In contrast, if you are nearsighted, the light rays from a distant point are focused at a place in front of the retina. As the light will only be focused in that one place, by the time it reaches the retina it will have “defocused” again, forming a blurred image.
Myopia usually occurs between the ages of 8 to 12 years. Since the eyes continue to grow during childhood, nearsightedness almost always occurs before the age of 20. Often the degree of myopia increases as the body grows rapidly, then levels off in adulthood. During the years of rapid growth, frequent changes in prescription eyewear may be needed to maintain clear vision. It is important to bear in mind that the frequent changes in prescription are not making the eyes “weaker”. During the growth period that occurs during the teen years the eye is also growing rapidly and hence the degree of blur is also increasing. As the growth cycle slows the prescription changes slow correspondingly.
How is myopia diagnosed and treated?
Myopia is often suspected when a teacher notices a child squinting to see a blackboard or a child performs poorly during a routine eye screening. Further examination will reveal the degree of the problem.
A comprehensive eye examination will detect myopia. Periodic examinations should follow after myopia has been discovered to determine whether the condition is changing, and whether a change in prescriptive eyewear is needed. Some therapies that have been researched to show reduction in the progression of nearshightedness include ortho keratology and multifocal contact lenses. Eye exams also help to ensure that vision impairments do not interfere with daily activities.
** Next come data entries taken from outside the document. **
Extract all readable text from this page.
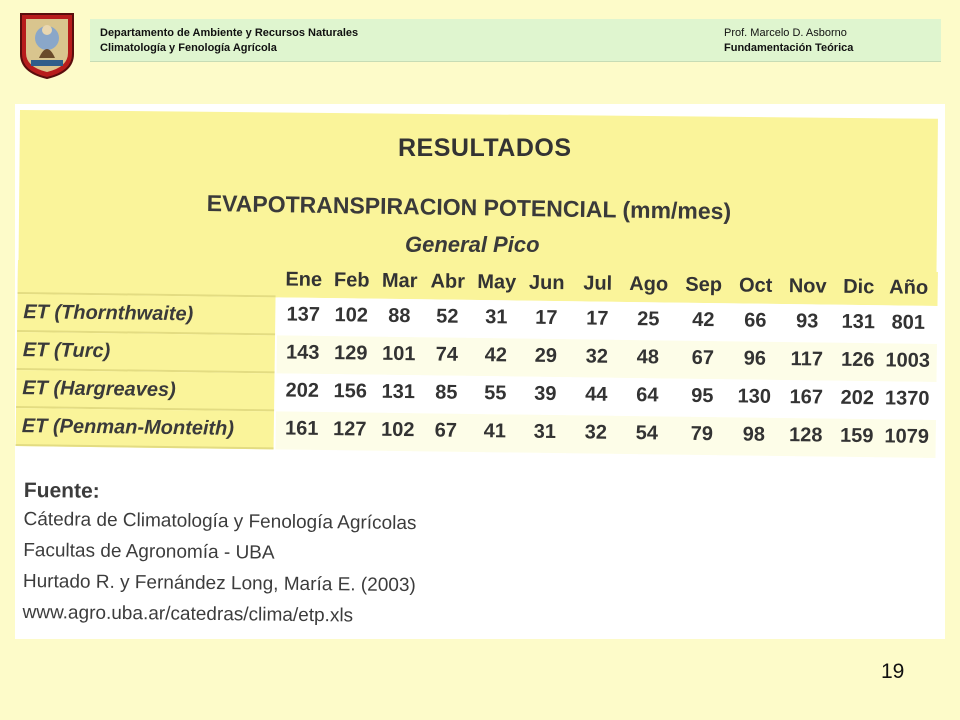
Departamento de Ambiente y Recursos Naturales
Climatología y Fenología Agrícola
Prof. Marcelo D. Asborno
Fundamentación Teórica
RESULTADOS
EVAPOTRANSPIRACION POTENCIAL (mm/mes)
General Pico
Ene Feb Mar Abr May Jun Jul Ago Sep Oct Nov Dic Año
ET (Thornthwaite)	137 102 88	52	31	17	17	25	42	66	93	131 801
ET (Turc)	143 129 101 74	42	29	32	48	67	96	117 126 1003
ET (Hargreaves)	202 156 131 85	55	39	44	64	95	130 167 202 1370
ET (Penman-Monteith)	161 127 102 67	41	31	32	54	79	98	128 159 1079
Fuente:
Cátedra de Climatología y Fenología Agrícolas
Facultas de Agronomía - UBA
Hurtado R. y Fernández Long, María E. (2003)
www.agro.uba.ar/catedras/clima/etp.xls
19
Corrective concave (minus) lenses are prescribed to help focus light more precisely on the retina, where a clear image will be formed.
Depending on the degree of myopia, glasses or contact lenses may be needed all of the time for clear vision. If the degree of impairment is slight, corrective lenses may be needed only for activities that require distance vision, such as driving, watching TV or in sports requiring fine vision.